Schaffer thanks the Disney lawyers for their collaboration
Back in 1988, "Who Framed Roger Rabbit" left audiences and critics particularly stunned at the way it brought together characters from the vaults of wildly different media conglomerates, in what seemed like a legal miracle and a refreshing display of good sportsmanship across Tinseltown. As Akiva Schaffer told Polygon, he had a similar vision in mind for "Chip 'n Dale." "It was super-important to me to get a bunch of third-party cartoons, because if this is going to be some sort of a celebration of animation, it can't just be a celebration of Disney animation," the director said. "You don't want it to feel like an ad for Disney+."
Sure enough, the filmmakers made a point of including cameos from a variety of animated characters — from Pokémon to DC heroes to "Teenage Mutant Ninja Turtles" villains to DreamWorks sidekicks to "Cats" cats. And Schaffer is especially thankful to the Disney legal team for being game in marshaling it all into being. "The [characters] you see in the movie — sometimes we had to try two or three other things before we found one that could be licensed," he related to Polygon. "It was a process ... You don't usually come out of a movie and want to thank the lawyers, but we genuinely owe the Disney lawyers for being team players. [They] super stayed optimistic about it, and really saw the value of the third-party stuff, and they had to really work hard."

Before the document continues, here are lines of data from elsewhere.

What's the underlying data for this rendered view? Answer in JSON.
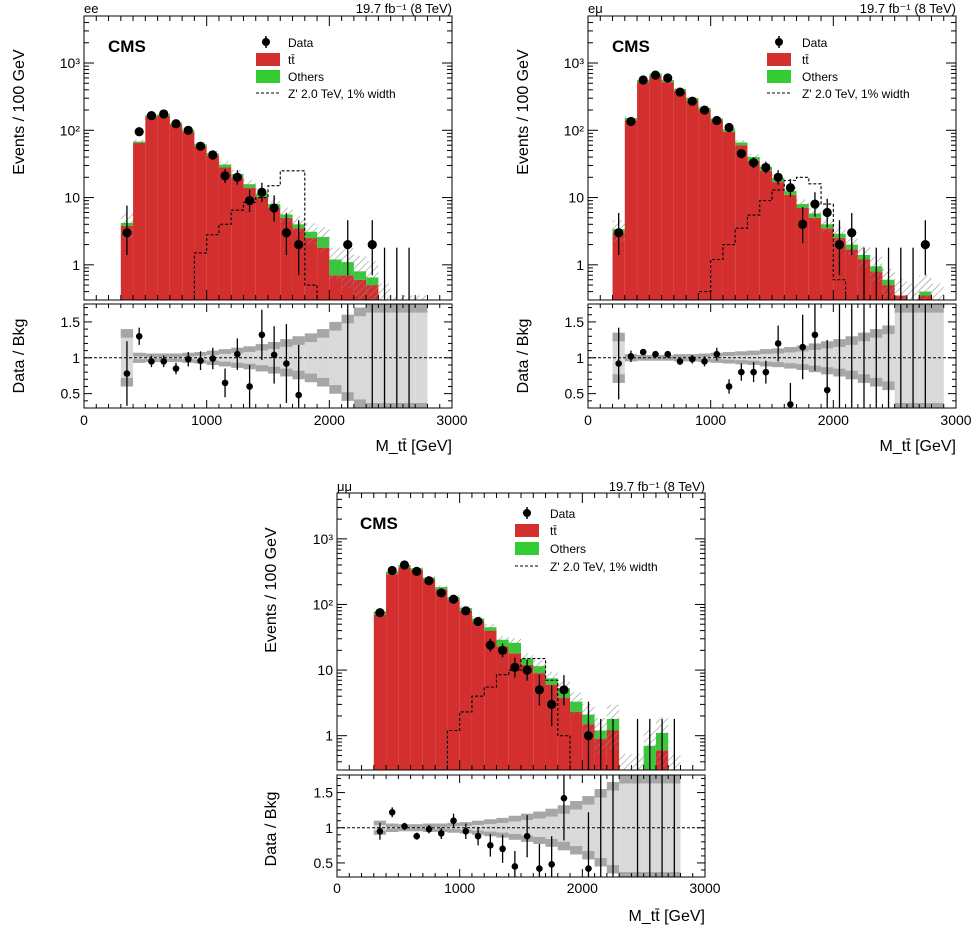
{
  "legend": {
    "data": "Data",
    "ttbar": "tt̄",
    "others": "Others",
    "zprime": "Z' 2.0 TeV, 1% width"
  },
  "colors": {
    "ttbar": "#d32f2f",
    "others": "#33cc33",
    "zprime": "#000000",
    "data": "#000000",
    "ratio_band_light": "#d9d9d9",
    "ratio_band_dark": "#a6a6a6",
    "syst_hatch": "#888888"
  },
  "chart_data": [
    {
      "type": "bar",
      "channel": "ee",
      "title": "ee",
      "lumi": "19.7 fb⁻¹ (8 TeV)",
      "experiment": "CMS",
      "ylabel": "Events / 100 GeV",
      "ratio_ylabel": "Data / Bkg",
      "xlabel": "M_tt̄ [GeV]",
      "xlim": [
        0,
        3000
      ],
      "ylim": [
        0.3,
        5000
      ],
      "yscale": "log",
      "ratio_ylim": [
        0.3,
        1.75
      ],
      "x_ticks": [
        0,
        1000,
        2000,
        3000
      ],
      "y_ticks": [
        1,
        10,
        100,
        1000
      ],
      "ratio_ticks": [
        0.5,
        1,
        1.5
      ],
      "bins_low": [
        300,
        400,
        500,
        600,
        700,
        800,
        900,
        1000,
        1100,
        1200,
        1300,
        1400,
        1500,
        1600,
        1700,
        1800,
        1900,
        2000,
        2100,
        2200,
        2300,
        2400,
        2500,
        2600,
        2700
      ],
      "ttbar": [
        3.8,
        65,
        160,
        165,
        120,
        95,
        58,
        42,
        28,
        20,
        14,
        10,
        7,
        5,
        3.5,
        2.5,
        1.8,
        0.7,
        0.7,
        0.6,
        0.5,
        0.3,
        0.2,
        0.2,
        0.2
      ],
      "others": [
        0.4,
        3,
        8,
        9,
        6,
        6,
        4,
        3,
        3,
        2.5,
        1.8,
        1.5,
        1,
        0.6,
        0.5,
        0.6,
        0.8,
        0.5,
        0.4,
        0.2,
        0.15,
        0,
        0,
        0,
        0
      ],
      "zprime": [
        0,
        0,
        0,
        0,
        0,
        0.3,
        1.5,
        2.8,
        4,
        6.5,
        8.5,
        10,
        15,
        25,
        25,
        0.5,
        0.3,
        0,
        0,
        0,
        0,
        0,
        0,
        0,
        0
      ],
      "data_x": [
        350,
        450,
        550,
        650,
        750,
        850,
        950,
        1050,
        1150,
        1250,
        1350,
        1450,
        1550,
        1650,
        1750,
        2150,
        2350
      ],
      "data_y": [
        3,
        95,
        165,
        175,
        125,
        100,
        58,
        43,
        21,
        20,
        9,
        12,
        7,
        3,
        2,
        2,
        2
      ],
      "data_err": [
        [
          1.6,
          4.6
        ],
        [
          10,
          11
        ],
        [
          13,
          14
        ],
        [
          13,
          14
        ],
        [
          11,
          12
        ],
        [
          10,
          11
        ],
        [
          7.6,
          8.6
        ],
        [
          6.5,
          7.5
        ],
        [
          4.5,
          5.5
        ],
        [
          4.4,
          5.4
        ],
        [
          2.9,
          4.1
        ],
        [
          3.4,
          4.6
        ],
        [
          2.6,
          3.8
        ],
        [
          1.6,
          2.9
        ],
        [
          1.3,
          2.6
        ],
        [
          1.3,
          2.6
        ],
        [
          1.3,
          2.6
        ]
      ],
      "extra_error_bars": [
        2450,
        2550,
        2650
      ],
      "ratio_x": [
        350,
        450,
        550,
        650,
        750,
        850,
        950,
        1050,
        1150,
        1250,
        1350,
        1450,
        1550,
        1650,
        1750
      ],
      "ratio_y": [
        0.78,
        1.3,
        0.95,
        0.95,
        0.85,
        0.98,
        0.96,
        0.99,
        0.65,
        1.05,
        0.6,
        1.32,
        1.04,
        0.92,
        0.48
      ],
      "ratio_err": [
        0.45,
        0.12,
        0.08,
        0.08,
        0.08,
        0.1,
        0.13,
        0.15,
        0.2,
        0.22,
        0.3,
        0.35,
        0.4,
        0.55,
        0.7
      ],
      "ratio_band": [
        0.4,
        0.07,
        0.06,
        0.06,
        0.06,
        0.07,
        0.08,
        0.1,
        0.12,
        0.14,
        0.16,
        0.19,
        0.22,
        0.26,
        0.3,
        0.34,
        0.4,
        0.5,
        0.6,
        0.7,
        0.75,
        0.75,
        0.75,
        0.75,
        0.75
      ]
    },
    {
      "type": "bar",
      "channel": "emu",
      "title": "eμ",
      "lumi": "19.7 fb⁻¹ (8 TeV)",
      "experiment": "CMS",
      "ylabel": "Events / 100 GeV",
      "ratio_ylabel": "Data / Bkg",
      "xlabel": "M_tt̄ [GeV]",
      "xlim": [
        0,
        3000
      ],
      "ylim": [
        0.3,
        5000
      ],
      "yscale": "log",
      "ratio_ylim": [
        0.3,
        1.75
      ],
      "x_ticks": [
        0,
        1000,
        2000,
        3000
      ],
      "y_ticks": [
        1,
        10,
        100,
        1000
      ],
      "ratio_ticks": [
        0.5,
        1,
        1.5
      ],
      "bins_low": [
        200,
        300,
        400,
        500,
        600,
        700,
        800,
        900,
        1000,
        1100,
        1200,
        1300,
        1400,
        1500,
        1600,
        1700,
        1800,
        1900,
        2000,
        2100,
        2200,
        2300,
        2400,
        2500,
        2600,
        2700,
        2800
      ],
      "ttbar": [
        3,
        140,
        520,
        640,
        520,
        380,
        280,
        200,
        140,
        95,
        60,
        35,
        25,
        17,
        11,
        7,
        5,
        3.5,
        2.5,
        1.7,
        1.2,
        0.8,
        0.5,
        0.35,
        0.3,
        0.35,
        0.3
      ],
      "others": [
        0.4,
        12,
        40,
        55,
        40,
        30,
        22,
        15,
        10,
        8,
        6,
        5,
        3.5,
        2.5,
        1.5,
        1,
        0.8,
        0.5,
        0.4,
        0.3,
        0.2,
        0.15,
        0.1,
        0,
        0,
        0.05,
        0
      ],
      "zprime": [
        0,
        0,
        0,
        0,
        0,
        0,
        0,
        0.4,
        1.2,
        2,
        3.5,
        5.5,
        9,
        13,
        18,
        20,
        16,
        8,
        0.6,
        0.3,
        0,
        0,
        0,
        0,
        0,
        0,
        0
      ],
      "data_x": [
        250,
        350,
        450,
        550,
        650,
        750,
        850,
        950,
        1050,
        1150,
        1250,
        1350,
        1450,
        1550,
        1650,
        1750,
        1850,
        1950,
        2050,
        2150,
        2750
      ],
      "data_y": [
        3,
        135,
        560,
        660,
        600,
        370,
        270,
        200,
        140,
        110,
        45,
        33,
        28,
        20,
        14,
        4,
        8,
        6,
        2,
        3,
        2
      ],
      "data_err": [
        [
          1.6,
          2.9
        ],
        [
          12,
          13
        ],
        [
          23,
          25
        ],
        [
          26,
          27
        ],
        [
          24,
          25
        ],
        [
          19,
          20
        ],
        [
          16,
          17
        ],
        [
          14,
          15
        ],
        [
          12,
          13
        ],
        [
          10,
          11
        ],
        [
          6.5,
          7.5
        ],
        [
          5.6,
          6.7
        ],
        [
          5.2,
          6.2
        ],
        [
          4.4,
          5.5
        ],
        [
          3.7,
          4.8
        ],
        [
          1.9,
          3.2
        ],
        [
          2.8,
          4
        ],
        [
          2.4,
          3.6
        ],
        [
          1.3,
          2.6
        ],
        [
          1.6,
          2.9
        ],
        [
          1.3,
          2.6
        ]
      ],
      "extra_error_bars": [
        2250,
        2350,
        2450,
        2550,
        2650
      ],
      "ratio_x": [
        250,
        350,
        450,
        550,
        650,
        750,
        850,
        950,
        1050,
        1150,
        1250,
        1350,
        1450,
        1550,
        1650,
        1750,
        1850,
        1950
      ],
      "ratio_y": [
        0.92,
        1.02,
        1.08,
        1.05,
        1.05,
        0.95,
        0.98,
        0.95,
        1.05,
        0.6,
        0.8,
        0.8,
        0.8,
        1.2,
        0.35,
        1.15,
        1.32,
        0.55
      ],
      "ratio_err": [
        0.5,
        0.08,
        0.04,
        0.04,
        0.04,
        0.05,
        0.06,
        0.07,
        0.09,
        0.1,
        0.12,
        0.14,
        0.16,
        0.25,
        0.3,
        0.45,
        0.5,
        0.7
      ],
      "ratio_band": [
        0.35,
        0.05,
        0.04,
        0.04,
        0.04,
        0.05,
        0.05,
        0.06,
        0.07,
        0.08,
        0.09,
        0.1,
        0.12,
        0.13,
        0.15,
        0.17,
        0.2,
        0.23,
        0.26,
        0.3,
        0.35,
        0.4,
        0.45,
        0.75,
        0.75,
        0.75,
        0.75
      ]
    },
    {
      "type": "bar",
      "channel": "mumu",
      "title": "μμ",
      "lumi": "19.7 fb⁻¹ (8 TeV)",
      "experiment": "CMS",
      "ylabel": "Events / 100 GeV",
      "ratio_ylabel": "Data / Bkg",
      "xlabel": "M_tt̄ [GeV]",
      "xlim": [
        0,
        3000
      ],
      "ylim": [
        0.3,
        5000
      ],
      "yscale": "log",
      "ratio_ylim": [
        0.3,
        1.75
      ],
      "x_ticks": [
        0,
        1000,
        2000,
        3000
      ],
      "y_ticks": [
        1,
        10,
        100,
        1000
      ],
      "ratio_ticks": [
        0.5,
        1,
        1.5
      ],
      "bins_low": [
        300,
        400,
        500,
        600,
        700,
        800,
        900,
        1000,
        1100,
        1200,
        1300,
        1400,
        1500,
        1600,
        1700,
        1800,
        1900,
        2000,
        2100,
        2200,
        2300,
        2400,
        2500,
        2600,
        2700
      ],
      "ttbar": [
        70,
        290,
        370,
        330,
        240,
        170,
        120,
        80,
        55,
        40,
        23,
        18,
        12,
        9,
        6,
        3.8,
        2.3,
        1.5,
        0.9,
        1.2,
        0.3,
        0.3,
        0.3,
        0.6,
        0.3
      ],
      "others": [
        8,
        25,
        30,
        25,
        18,
        14,
        10,
        8,
        6,
        5,
        6,
        8,
        3,
        2.5,
        1.5,
        1.5,
        1,
        0.6,
        0.3,
        0.6,
        0,
        0,
        0.4,
        0.5,
        0
      ],
      "zprime": [
        0,
        0,
        0,
        0,
        0,
        0.3,
        1.2,
        2.3,
        4,
        5.5,
        8.5,
        10,
        15,
        15,
        7,
        1,
        0.3,
        0,
        0,
        0,
        0,
        0,
        0,
        0,
        0
      ],
      "data_x": [
        350,
        450,
        550,
        650,
        750,
        850,
        950,
        1050,
        1150,
        1250,
        1350,
        1450,
        1550,
        1650,
        1750,
        1850,
        2050
      ],
      "data_y": [
        75,
        330,
        400,
        320,
        230,
        150,
        120,
        80,
        55,
        24,
        20,
        11,
        10,
        5,
        3,
        5,
        1
      ],
      "data_err": [
        [
          8,
          9
        ],
        [
          18,
          19
        ],
        [
          20,
          21
        ],
        [
          18,
          19
        ],
        [
          15,
          16
        ],
        [
          12,
          13
        ],
        [
          11,
          12
        ],
        [
          9,
          10
        ],
        [
          7.4,
          8.4
        ],
        [
          4.9,
          6
        ],
        [
          4.4,
          5.4
        ],
        [
          3.3,
          4.5
        ],
        [
          3.1,
          4.3
        ],
        [
          2.1,
          3.4
        ],
        [
          1.6,
          2.9
        ],
        [
          2.1,
          3.4
        ],
        [
          0.8,
          2.3
        ]
      ],
      "extra_error_bars": [
        2150,
        2250,
        2450,
        2550,
        2650,
        2750
      ],
      "ratio_x": [
        350,
        450,
        550,
        650,
        750,
        850,
        950,
        1050,
        1150,
        1250,
        1350,
        1450,
        1550,
        1650,
        1750,
        1850,
        2050
      ],
      "ratio_y": [
        0.95,
        1.22,
        1.02,
        0.88,
        0.98,
        0.92,
        1.1,
        0.95,
        0.88,
        0.75,
        0.7,
        0.45,
        0.88,
        0.42,
        0.48,
        1.42,
        0.42
      ],
      "ratio_err": [
        0.12,
        0.07,
        0.05,
        0.05,
        0.06,
        0.08,
        0.1,
        0.11,
        0.13,
        0.16,
        0.2,
        0.22,
        0.3,
        0.35,
        0.4,
        0.6,
        0.8
      ],
      "ratio_band": [
        0.1,
        0.06,
        0.05,
        0.05,
        0.06,
        0.06,
        0.07,
        0.08,
        0.1,
        0.12,
        0.14,
        0.17,
        0.2,
        0.23,
        0.27,
        0.32,
        0.38,
        0.45,
        0.55,
        0.65,
        0.75,
        0.75,
        0.75,
        0.75,
        0.75
      ]
    }
  ]
}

It's been a long and winding road for Ugly Sonic
For those who may no longer recall, the drama faced by Ugly Sonic began all the way back in 2019. In one of the most bizarre instances ever of a movie production setback, the backlash to the design of Sonic in the original "Sonic the Hedgehog" trailer, released in April 2019, was so intense and unanimous that it prompted Paramount to delay the film's release so that Sonic could be given a brand new look, with appropriately big eyes, duly-placed gloves, and, most of all, a lot fewer visible teeth.
For the "Sonic" franchise, the rest is history. The first movie, which ultimately made it to theaters in February 2020, broke all financial records for a video game movie, and became the last big box office success story before the onset of the COVID-19 pandemic; its recently-released successor has kept the streak going with even bigger numbers. But for poor Ugly Sonic, it was infamy. "Chip 'n Dale: Rescue Rangers" hilariously posits the design's subsequent condemnation to cautionary obscurity as a familiar riches-to-rags Hollywood story, with one performer trying hard to bounce back from being turned into an international joke. We can only be thankful that the filmmakers were able to make it happen — the redemption of Ugly Sonic may not have been in a lot of people's cards for 2022, but it's exactly the sort of perfect touch that can make a meta-comedy like "Chip 'n Dale" so uniquely fun.